Rico

Personal information
- Full name: Leandson Dias da Silva
- Date of birth: 4 April 1981 (age 44)
- Place of birth: Recife, Brazil
- Height: 1.73 m (5 ft 8 in)
- Position(s): Striker

Youth career
- CSA

Senior career*
- Years: Team / Apps / (Gls)
- 2001–2002: CSA
- 2002–2003: São Paulo / 27 / (5)
- 2003: → Portuguesa Santista (loan) / 7 / (5)
- 2004: Grêmio / 22 / (2)
- 2005: Criciúma / 0 / (0)
- 2005: Portuguesa Santista / 5 / (1)
- 2005–2010: Al-Muharraq / 79 / (73)
- 2010–2011: Al-Riffa / 12 / (7)
- 2011–2012: Manama
- 2012: Hajer / 9 / (1)
- 2012: Náutico / 4 / (1)
- 2013: América de Natal
- 2013: Alecrim
- 2014: Vila Nova / 3 / (0)
- 2014–2015: Hidd / ? / (3)
- 2015–2016: Busaiteen / ? / (3)
- 2015–2016: Al-Markhiya / 7 / (6)
- 2017: Portuguesa / 7 / (0)
- 2018: Lagarto / 2 / (0)
- 2021: São José de Ribamar / 3 / (0)
- 2021: Plácido de Castro / 0 / (0)

= Rico (footballer) =

Brazilian footballer

Leandson Dias da Silva (born 4 April 1981), commonly known as Rico, is a Brazilian retired footballer who played as a striker.

==Club career==
Born in Recife, Rico joined São Paulo Futebol Clube in 2002, and played on the same team as Brazil international and A.C. Milan midfielder Kaká. He also played for Grêmio Foot-Ball Porto-Alegrense. Rico moved to Bahrain to play for Muharraq Club in 2005, and has spent the past five seasons there.

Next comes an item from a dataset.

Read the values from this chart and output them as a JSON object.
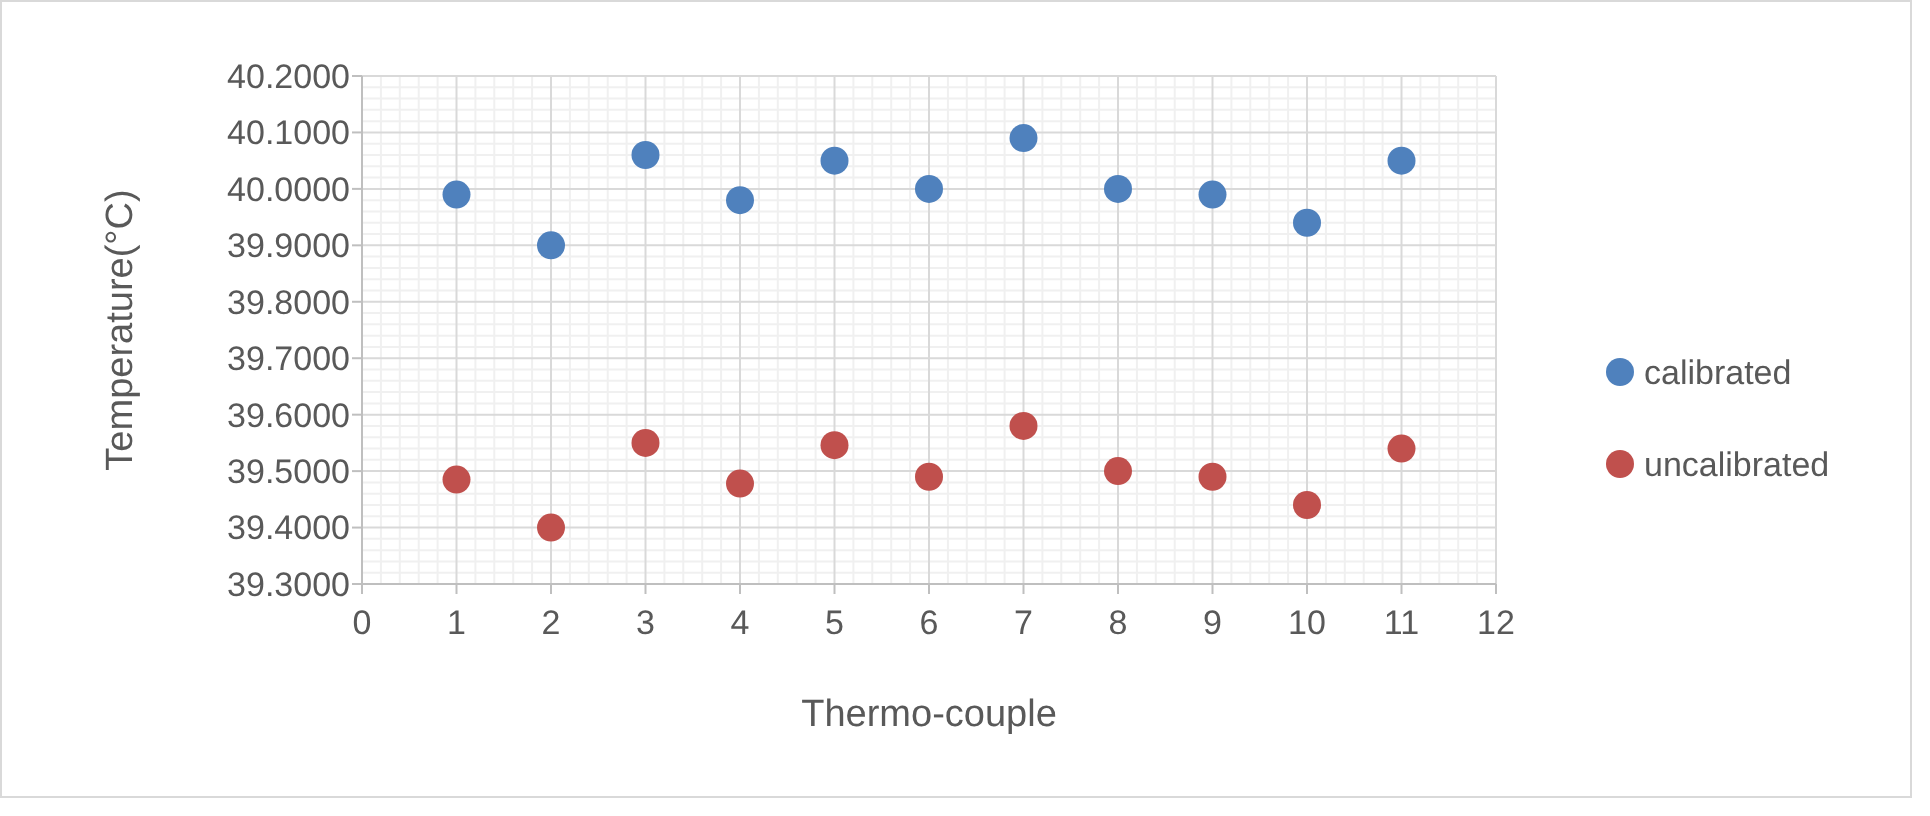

Last season Rico scored many important goals leading Muharraq to the Bahraini premiership. Rico scored in the last second of the match against Sitra by a penalty to secure the league for Muharraq. Rico also helped Muharraq to beat Riffa Club 2–1 in the final of the Crown Prince cup, and helped in Muharraq's run to the AFC Cup 2006 final where they narrowly lost on aggregate against Al Faisaly of Jordan.

In the 2006–07 season, Rico returned with Muharraq. At the beginning of the year he led Muharraq to the Bahraini Super Cup against Al Najma, by scoring a back heel goal to beat Bahrain international goalkeeper Abdulrahman AbdulKarim. He scored 25 goals in 21 games in the Bahraini league helping Muharraq to the championship. In 2008, he scored 19 goals in 11 games granting him the title of IFFHS World's Top Goal Scorer.

Rico transferred to Bahrain Riffa Club in May 2010, and in September 2011 he transferred to Manama.